The guys who run the newsstand on Greenwich between Warren and Murray, would like to open another one around the corner on Warren, more or less in front of the Whole Foods/Bed Bath & Beyond entrance. This is obviously a terrible spot for a newsstand, even if the sidewalk shed ever comes down, and besides, can’t people walk 100 yards to buy whatever it is they buy at newsstands? Vote: 5-0 in opposition, but the NYC Department of Consumer Affairs can approve it anyway.



  1. just to clarify, about the newsstand? the vote was unanimously yes or no? 5-0 looked like yes but you mention that the dept can approve it anyway.

    just curious since I walk there everyday and that sidewalk does not feel wide enough for a newsstand as it is.

  2. I still say we need a toll to enter the Holland Tunnel on the nyc side. The elimination of cash collection (on the NJ side for instance) makes this feasible and would likely deter some of the traffic.

    • I think tolling the Brooklyn, Manhattan, and Williamsburg bridges would reduce traffic on canal st and hudson st because the drivers coming from brooklyn and queens would be indifferent to the midtown tunnel to lincoln tunnel vs bridges to holland tunnel route.

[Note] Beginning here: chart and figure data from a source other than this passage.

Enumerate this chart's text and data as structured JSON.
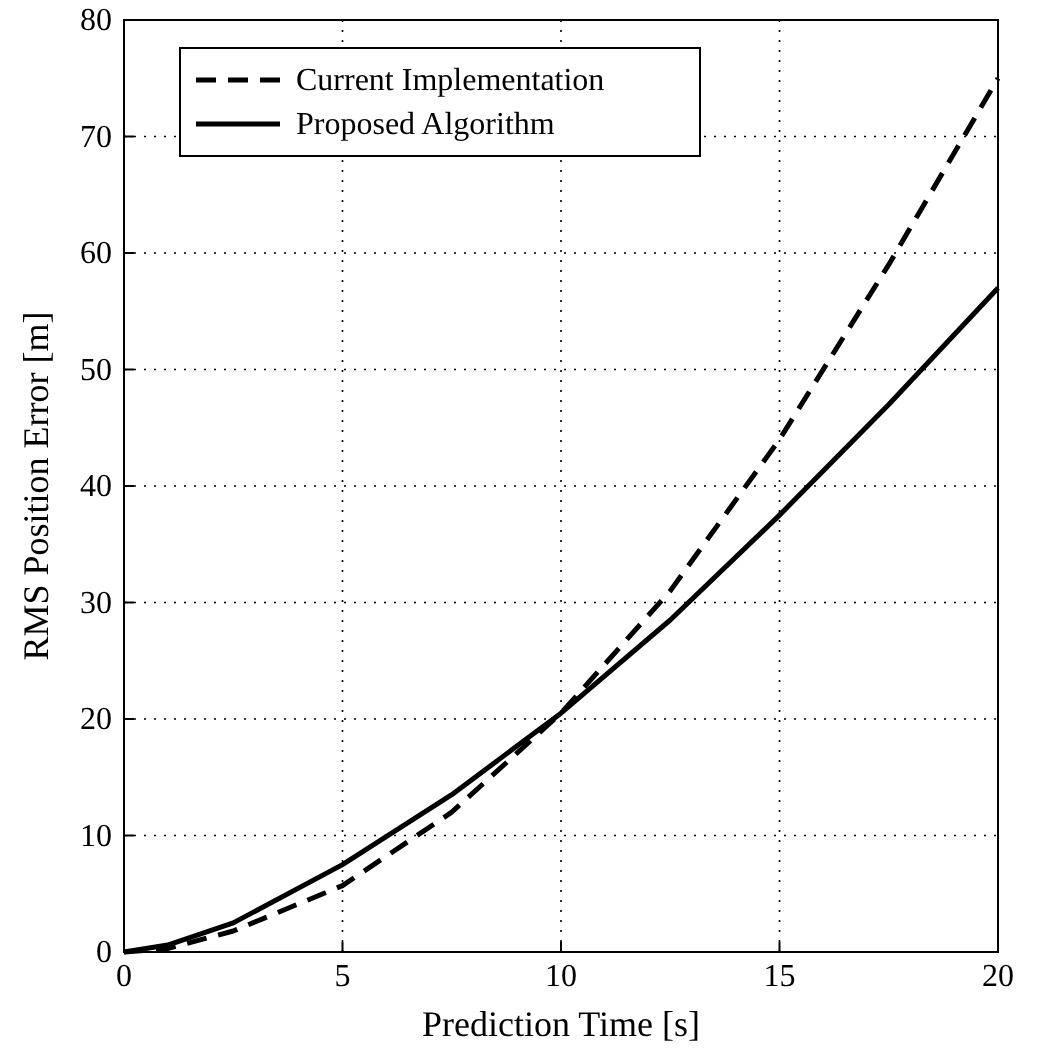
{
  "chart_data": {
    "type": "line",
    "xlabel": "Prediction Time [s]",
    "ylabel": "RMS Position Error [m]",
    "x": [
      0,
      1,
      2.5,
      5,
      7.5,
      10,
      12.5,
      15,
      17.5,
      20
    ],
    "series": [
      {
        "name": "Current Implementation",
        "color": "#000000",
        "line_style": "dashed",
        "values": [
          0,
          0.3,
          1.8,
          5.7,
          12,
          20.5,
          31,
          44,
          59,
          75
        ]
      },
      {
        "name": "Proposed Algorithm",
        "color": "#000000",
        "line_style": "solid",
        "values": [
          0,
          0.6,
          2.5,
          7.5,
          13.5,
          20.5,
          28.5,
          37.5,
          47,
          57
        ]
      }
    ],
    "xlim": [
      0,
      20
    ],
    "ylim": [
      0,
      80
    ],
    "xticks": [
      0,
      5,
      10,
      15,
      20
    ],
    "yticks": [
      0,
      10,
      20,
      30,
      40,
      50,
      60,
      70,
      80
    ],
    "grid": true,
    "legend": "top left",
    "marker": "none"
  }
}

    • Many of us who’ve been here for a long time remember that when Sen. Schumer first ran against Al D’Amato he promised to introduce a bill in the Senate to reverse the toll on the Verrazano Bridge, bringing it into line with all other tolls into the city. Once elected, of course, he completely forgot that promise and nothing, for a change, changed.

  3. I somewhat newly live in the building where “Holy Ground” will be. Guess I should have known to attend the meeting!